The Story of Our Life by Shari Low

What They Say.....Unwind, laugh, cry ... but feel uplifted with this bittersweet love story. Perfect for the fans of Jo-Jo Moyes and Marian Keyes.

So what would you do if your husband slept with another woman?

Colm strolled into my life fifteen years ago. If there's ever such a thing as love at first sight, that was it for us both.

A few weeks later we married, celebrating with those who cared, ignoring the raised eyebrows of the cynics.

We knew better. This was going to be forever. The dream come true. The happy ever after.

Until it wasn't.

Because a couple of months ago everything changed. We discovered a devastating truth, one that blew away our future and forced us to revisit our past, to test the bonds that were perhaps more fragile than they seemed.

So now I ask you again, what would you do if your husband slept with another woman?

Because this is what I did.

I'm Shauna.

And this is the Story of Our Life...

What I Say......I really enjoyed this book, but I have to say what I walked away remembering is how much the description was completely inaccurate.  Honestly, I'm not sure who wrote it, or if they even read the book.  That's how weirdly off it was.

I started this book thinking that the story would be about a wife trying to come to terms with her husband's affair.  After reading the description, surely I wouldn't be alone in assuming that.

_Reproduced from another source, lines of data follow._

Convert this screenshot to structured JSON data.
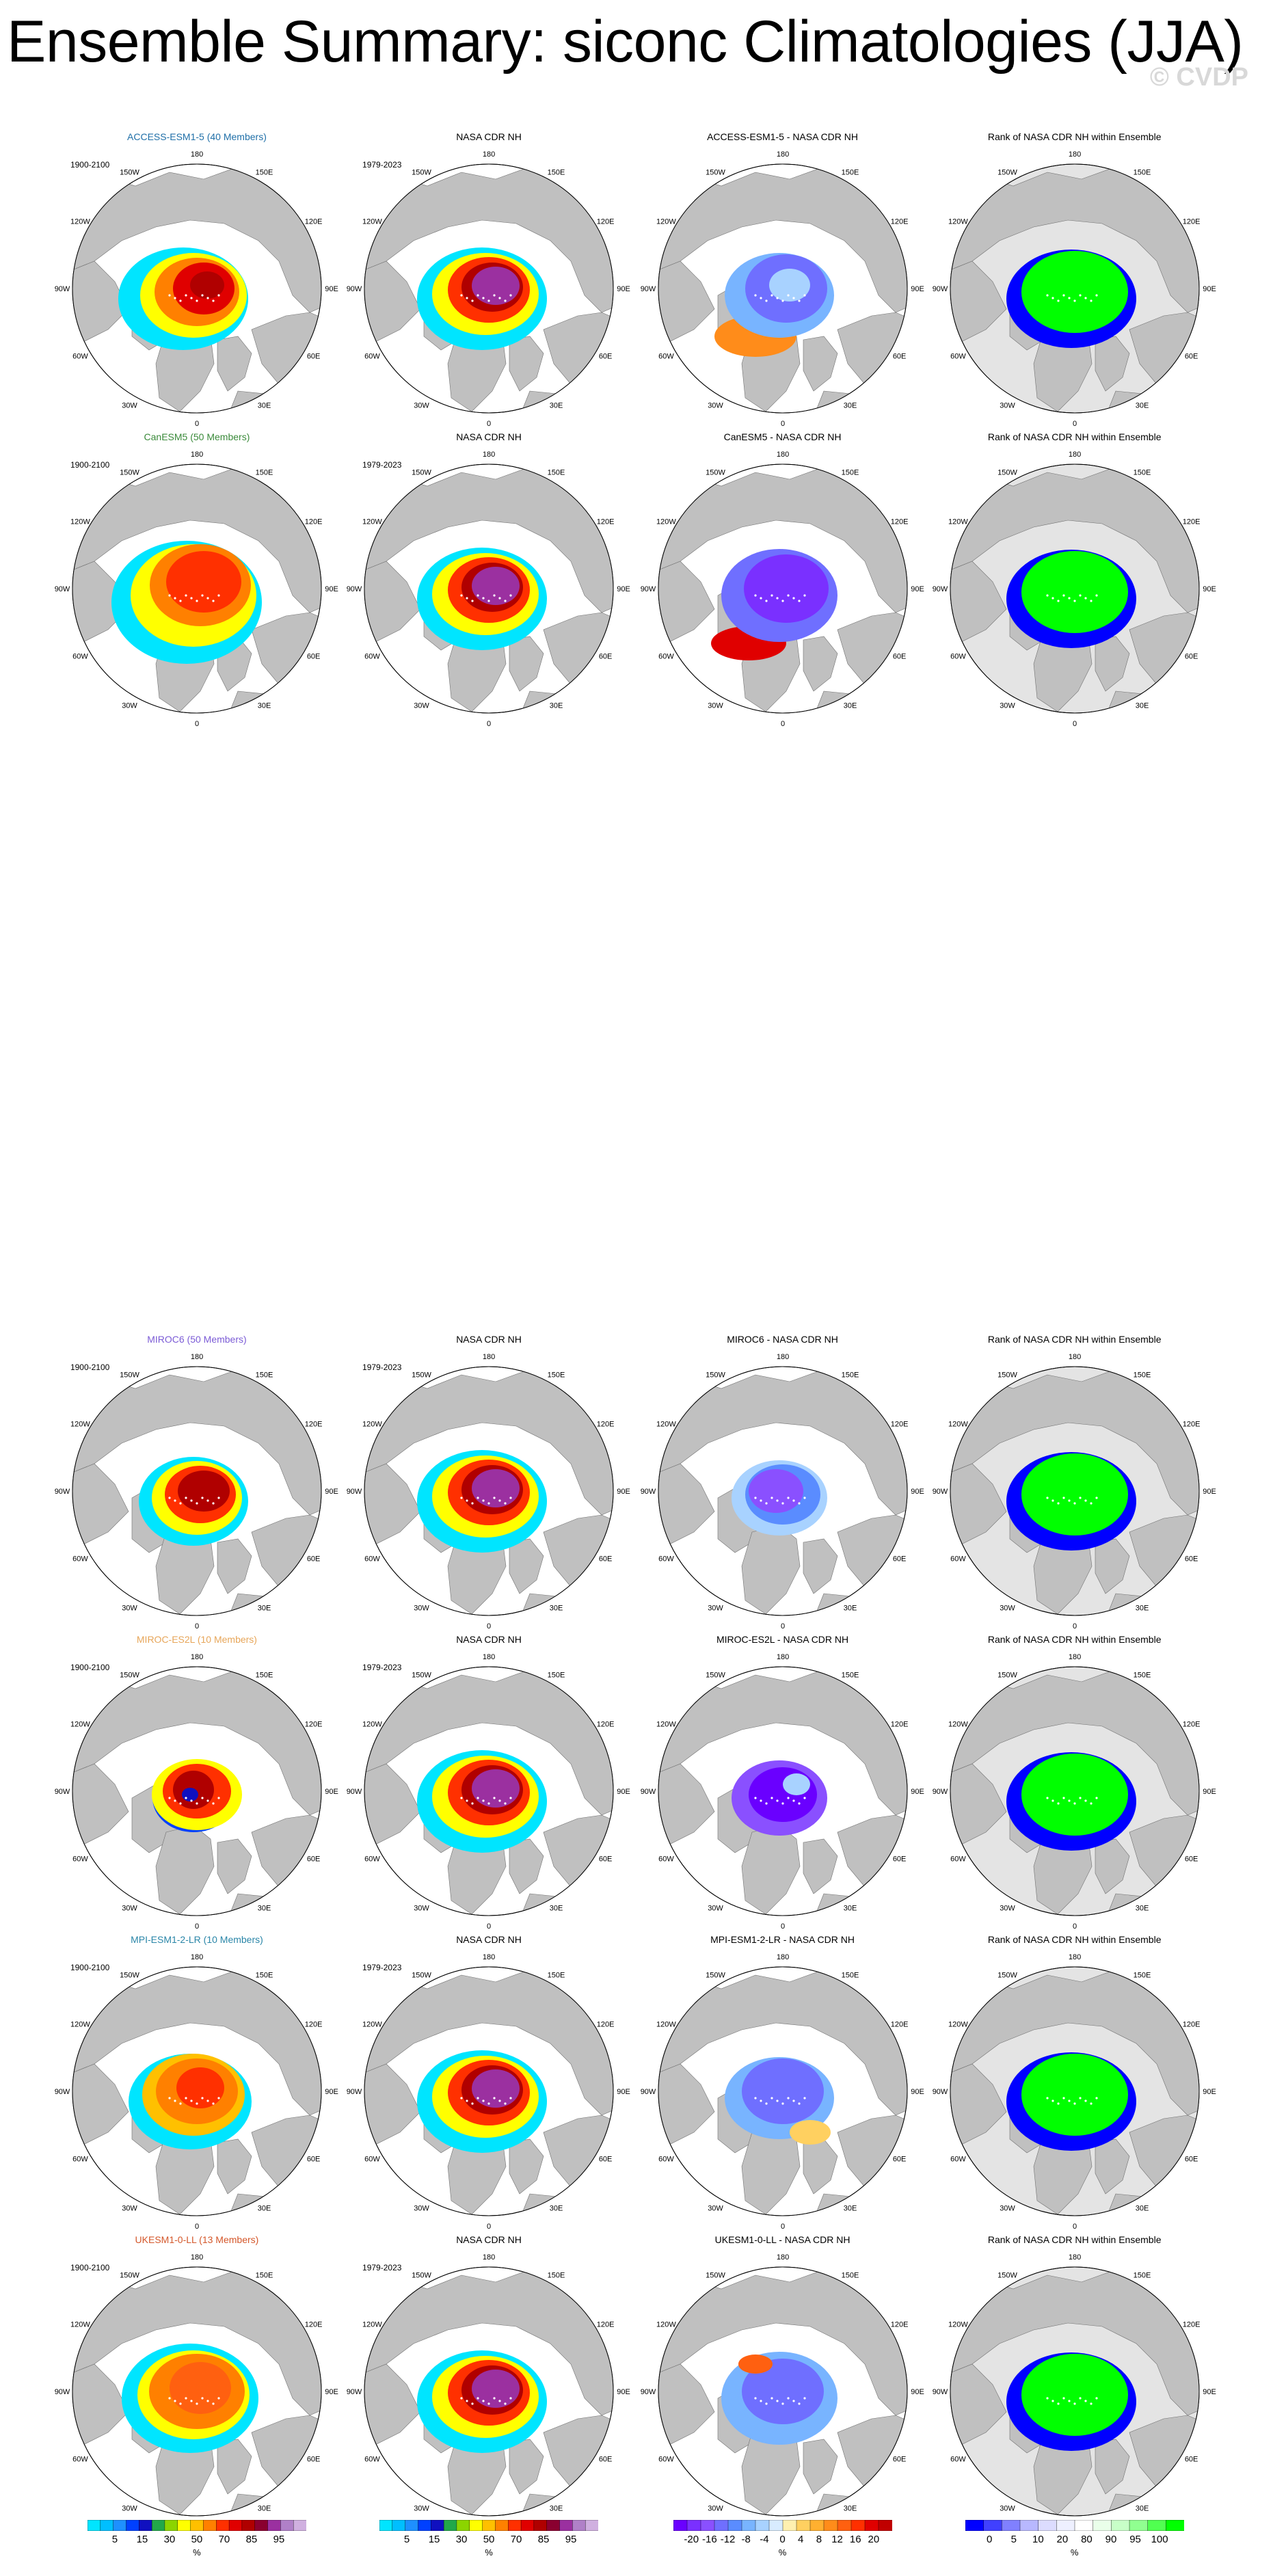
{
  "title": "Ensemble Summary: siconc Climatologies (JJA)",
  "watermark": "© CVDP",
  "longitude_labels": [
    "180",
    "150E",
    "120E",
    "90E",
    "60E",
    "30E",
    "0",
    "30W",
    "60W",
    "90W",
    "120W",
    "150W"
  ],
  "rows": [
    {
      "model": "ACCESS-ESM1-5 (40 Members)",
      "model_color": "#1f6fa8",
      "period": "1900-2100",
      "obs_period": "1979-2023",
      "panels": [
        "NASA CDR NH",
        "ACCESS-ESM1-5 - NASA CDR NH",
        "Rank of NASA CDR NH within Ensemble"
      ]
    },
    {
      "model": "CanESM5 (50 Members)",
      "model_color": "#3a8a3a",
      "period": "1900-2100",
      "obs_period": "1979-2023",
      "panels": [
        "NASA CDR NH",
        "CanESM5 - NASA CDR NH",
        "Rank of NASA CDR NH within Ensemble"
      ]
    },
    {
      "model": "MIROC6 (50 Members)",
      "model_color": "#7b5bd6",
      "period": "1900-2100",
      "obs_period": "1979-2023",
      "panels": [
        "NASA CDR NH",
        "MIROC6 - NASA CDR NH",
        "Rank of NASA CDR NH within Ensemble"
      ]
    },
    {
      "model": "MIROC-ES2L (10 Members)",
      "model_color": "#e7a65a",
      "period": "1900-2100",
      "obs_period": "1979-2023",
      "panels": [
        "NASA CDR NH",
        "MIROC-ES2L - NASA CDR NH",
        "Rank of NASA CDR NH within Ensemble"
      ]
    },
    {
      "model": "MPI-ESM1-2-LR (10 Members)",
      "model_color": "#2a86a8",
      "period": "1900-2100",
      "obs_period": "1979-2023",
      "panels": [
        "NASA CDR NH",
        "MPI-ESM1-2-LR - NASA CDR NH",
        "Rank of NASA CDR NH within Ensemble"
      ]
    },
    {
      "model": "UKESM1-0-LL (13 Members)",
      "model_color": "#d4572a",
      "period": "1900-2100",
      "obs_period": "1979-2023",
      "panels": [
        "NASA CDR NH",
        "UKESM1-0-LL - NASA CDR NH",
        "Rank of NASA CDR NH within Ensemble"
      ]
    }
  ],
  "colorbars": {
    "concentration": {
      "unit": "%",
      "ticks": [
        "5",
        "15",
        "30",
        "50",
        "70",
        "85",
        "95"
      ],
      "colors": [
        "#00e5ff",
        "#00bfff",
        "#1e90ff",
        "#0040ff",
        "#1010c0",
        "#22a84a",
        "#8cd400",
        "#ffff00",
        "#ffc000",
        "#ff8000",
        "#ff3000",
        "#e00000",
        "#b00000",
        "#8a0030",
        "#9b30a0",
        "#b080c8",
        "#d0b0e0"
      ]
    },
    "difference": {
      "unit": "%",
      "ticks": [
        "-20",
        "-16",
        "-12",
        "-8",
        "-4",
        "0",
        "4",
        "8",
        "12",
        "16",
        "20"
      ],
      "colors": [
        "#6a00ff",
        "#7a30ff",
        "#8a50ff",
        "#6f6fff",
        "#5a8cff",
        "#78b4ff",
        "#a8d2ff",
        "#d8ecff",
        "#fff0b0",
        "#ffd060",
        "#ffb030",
        "#ff8c1a",
        "#ff6010",
        "#ff3000",
        "#e00000",
        "#c00000"
      ]
    },
    "rank": {
      "unit": "%",
      "ticks": [
        "0",
        "5",
        "10",
        "20",
        "80",
        "90",
        "95",
        "100"
      ],
      "colors": [
        "#0000ff",
        "#4040ff",
        "#8080ff",
        "#b8b8ff",
        "#dcdcff",
        "#eef0ff",
        "#ffffff",
        "#eaffea",
        "#c8ffc8",
        "#90ff90",
        "#50ff50",
        "#00ff00"
      ]
    }
  }
}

As I kept getting further and further into it, I kept looking for who the other woman was going to be.  And that became almost a distraction for me, because I felt confused when the story didn't follow what I expected.

Shauna and Colm meet and have an instant connection, along with a pretty drama free relationship in the beginning.  They have friends who are making a mess of their own love lives, and it only solidifies their belief in their own fairy tale romance.

However, as they grow older, and fertility, starting new businesses and the mundaneness of  life start getting in the way, they find that they aren't the perfect couple anymore.  Life becomes increasingly hard for Shauna, and Colm's laid back demeanor, something she once admired,  now becomes an irritant.  Sound familiar to anyone in a long term relationship???

So if you totally ignore the description and go into this book knowing that it's a story of one couple's relationship from start to finish, you won't be disappointed.  It kept me up, made me cry, and left me satisfied.

If you liked Jojo Moyes's "Me Before You", you'll like this book.  I can see how it drew comparisons, similar and yet very, very different.